STRESS ET IMMUNITÉ De la physiologie (intégrée) à la pathologie. Nouvelles voies de recherche

Stress et dermatoses allergiques, inflammatoires et autoimmunes

F. Berard

(Inserm U 503, Immunologie Clinique et Allergologie, CHU Lyon-Sud Lyon)


Le stress est identifié depuis longtemps comme un facteur aggravant de la plupart des maladies inflammatoires cutanées [1], comme le psoriasis, l'eczéma [2-4], le vitiligo et la pelade (maladies cutanées fréquentes, couvrant au total environ 20% de la population générale). Les mécanismes par lesquels le stress peut provoquer des poussées au cours de ces maladies - dont nous présentons les principales caractéristiques illustrées par une iconographie clinique - restent mystérieux dans la plupart des cas, même si plusieurs travaux in vitro et chez l'animal montrent que des hormones / neuromédiateurs dont la sécrétion est associée au stress peuvent modifier la nature de la réponse immunitaire [5, 6].

Nos travaux sur l'effet du stress sur la réponse immunitaire reposent sur un modèle murin d'eczéma, encore appelé hypersensibilité retardée de contact. Des souris C57/B6 sont sensibilisées par application cutanée d'une dose optimale d'un haptène (DNFB) sur la peau du ventre et 5 jours plus tard le même haptène est appliqué sur l'oreille. Les animaux développent alors un eczéma de contact qui est objectivé par une augmentation de l'épaisseur de l'oreille qui est maximale à 24/48 heures et se résout en 5 à 7 jours. La réponse est due à l'activation de lymphocytes T CD8+ spécifiques de DNFB, et est régulée négativement par des cellules T CD4+ [7, 8]. Si au lieu d'utiliser une dose optimale de DNFB, on utilise une dose sub-optimale, il n'y a pas d'eczéma. C'est dans ces conditions de "tolérance au DNFB" que l'effet d'un stress psychologique est le plus démonstratif. En effet, l'exposition de l'animal tolérant à un stress psychologique au moment de l'immunisation à dose sub-optimale de DNFB rétablit la réponse d'eczéma de contact, dont l'intensité devient alors comparable à celle développée par des animaux sensibilisés à doses optimale et non-tolérants. Ainsi le stress a permis de rompre la tolérance aux haptènes. Les voies biologiques par lesquelles passent l'effet du stress (augmentation de l'immunisation, blocage de la régulation) ainsi que les molécules produites lors du stress et responsables de l'effet de rupture de tolérance sont en cours d'identification et sont discutées.

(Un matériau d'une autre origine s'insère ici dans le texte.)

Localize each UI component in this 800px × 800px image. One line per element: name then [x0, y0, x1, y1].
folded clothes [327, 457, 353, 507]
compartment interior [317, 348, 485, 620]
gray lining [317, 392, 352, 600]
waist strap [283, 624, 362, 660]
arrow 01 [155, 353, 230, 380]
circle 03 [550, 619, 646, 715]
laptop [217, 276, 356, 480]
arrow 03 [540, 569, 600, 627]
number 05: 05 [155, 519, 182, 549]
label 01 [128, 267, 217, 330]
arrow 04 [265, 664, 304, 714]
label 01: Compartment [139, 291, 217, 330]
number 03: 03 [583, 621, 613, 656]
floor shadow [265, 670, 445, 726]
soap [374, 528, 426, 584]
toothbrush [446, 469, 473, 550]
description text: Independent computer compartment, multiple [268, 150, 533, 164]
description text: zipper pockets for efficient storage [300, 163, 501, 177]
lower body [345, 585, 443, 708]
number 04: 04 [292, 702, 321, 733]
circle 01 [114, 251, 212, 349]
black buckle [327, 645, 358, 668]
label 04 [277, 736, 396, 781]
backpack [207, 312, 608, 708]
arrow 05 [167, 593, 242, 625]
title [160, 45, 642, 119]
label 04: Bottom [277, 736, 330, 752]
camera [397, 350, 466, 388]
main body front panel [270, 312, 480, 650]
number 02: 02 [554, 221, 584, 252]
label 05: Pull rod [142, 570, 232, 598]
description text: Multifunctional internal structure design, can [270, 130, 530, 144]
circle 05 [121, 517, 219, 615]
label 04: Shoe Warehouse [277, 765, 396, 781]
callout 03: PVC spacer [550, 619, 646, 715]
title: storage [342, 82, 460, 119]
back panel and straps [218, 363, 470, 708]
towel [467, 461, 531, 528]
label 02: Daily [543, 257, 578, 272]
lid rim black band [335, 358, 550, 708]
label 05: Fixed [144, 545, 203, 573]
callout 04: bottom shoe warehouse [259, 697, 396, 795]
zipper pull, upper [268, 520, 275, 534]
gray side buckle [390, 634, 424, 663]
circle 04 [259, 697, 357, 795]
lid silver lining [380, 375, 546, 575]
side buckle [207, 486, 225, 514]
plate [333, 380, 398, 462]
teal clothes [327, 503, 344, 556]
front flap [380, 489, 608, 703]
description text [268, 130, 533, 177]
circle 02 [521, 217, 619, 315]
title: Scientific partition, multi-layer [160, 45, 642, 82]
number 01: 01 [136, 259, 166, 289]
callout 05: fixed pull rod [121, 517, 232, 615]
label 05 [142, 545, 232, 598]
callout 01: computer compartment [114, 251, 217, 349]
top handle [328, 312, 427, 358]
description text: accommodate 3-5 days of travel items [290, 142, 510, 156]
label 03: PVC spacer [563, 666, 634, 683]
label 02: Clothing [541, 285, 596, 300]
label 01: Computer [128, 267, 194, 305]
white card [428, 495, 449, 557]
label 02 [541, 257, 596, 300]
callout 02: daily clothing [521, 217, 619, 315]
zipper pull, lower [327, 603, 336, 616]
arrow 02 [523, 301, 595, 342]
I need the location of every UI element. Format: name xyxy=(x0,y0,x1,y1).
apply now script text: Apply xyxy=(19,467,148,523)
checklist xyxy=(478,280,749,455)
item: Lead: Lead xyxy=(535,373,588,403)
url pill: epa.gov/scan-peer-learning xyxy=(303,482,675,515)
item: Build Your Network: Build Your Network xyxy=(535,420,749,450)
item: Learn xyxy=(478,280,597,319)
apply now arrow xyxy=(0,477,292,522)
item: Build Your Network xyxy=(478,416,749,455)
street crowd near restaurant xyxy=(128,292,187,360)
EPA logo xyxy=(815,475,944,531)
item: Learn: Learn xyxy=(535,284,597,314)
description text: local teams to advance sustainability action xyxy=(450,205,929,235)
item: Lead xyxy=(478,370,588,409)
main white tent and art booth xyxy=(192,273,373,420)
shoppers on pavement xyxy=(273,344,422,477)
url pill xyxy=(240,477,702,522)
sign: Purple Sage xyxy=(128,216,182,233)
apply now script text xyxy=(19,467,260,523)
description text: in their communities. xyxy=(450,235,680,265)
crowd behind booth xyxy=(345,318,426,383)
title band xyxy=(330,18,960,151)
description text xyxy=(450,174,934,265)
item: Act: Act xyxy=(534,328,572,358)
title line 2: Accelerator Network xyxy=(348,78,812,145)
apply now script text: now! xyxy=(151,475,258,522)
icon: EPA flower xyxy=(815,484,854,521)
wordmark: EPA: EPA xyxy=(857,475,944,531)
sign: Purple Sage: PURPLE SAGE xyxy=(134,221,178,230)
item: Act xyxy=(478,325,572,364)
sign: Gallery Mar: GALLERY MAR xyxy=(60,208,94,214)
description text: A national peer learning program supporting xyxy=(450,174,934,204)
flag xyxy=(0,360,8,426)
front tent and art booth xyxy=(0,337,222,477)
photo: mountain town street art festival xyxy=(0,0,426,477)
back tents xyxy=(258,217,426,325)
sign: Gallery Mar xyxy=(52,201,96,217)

1. Gupta, M.A., Psychosocial aspects of common skin diseases. Can Fam Physician, 2002. 48: p. 660-2, 668-70.
2. Krasteva, M., et al., Contact dermatitis II. Clinical aspects and diagnosis. Eur J Dermatol, 1999. 9(2): p. 144-59.
3. Krasteva, M., et al., Contact dermatitis I. Pathophysiology of contact sensitivity. Eur J Dermatol, 1999. 9(1): p. 65-77.
4. Krasteva, M., et al., [Physiopathology of atopic dermatitis]. Ann Dermatol Venereol, 1998. 125(11): p. 785-9.
5. Buske-Kirschbaum, A., A. Geiben, and D. Hellhammer, Psychobiological aspects of atopic dermatitis: an overview. Psychother Psychosom, 2001. 70(1): p. 6-16.
6. Raison, C.L. and A.H. Miller, The neuroimmunology of stress and depression. Semin Clin Neuropsychiatry, 2001. 6(4): p. 277-94.
7. Krasteva, M., et al., Dual role of dendritic cells in the induction and down-regulation of antigen-specific cutaneous inflammation. J Immunol, 1998. 160(3): p. 1181-90.
8. Kehren, J., et al., Cytotoxicity is mandatory for CD8(+) T cell-mediated contact hypersensitivity. J Exp Med, 1999. 189(5): p. 779-86.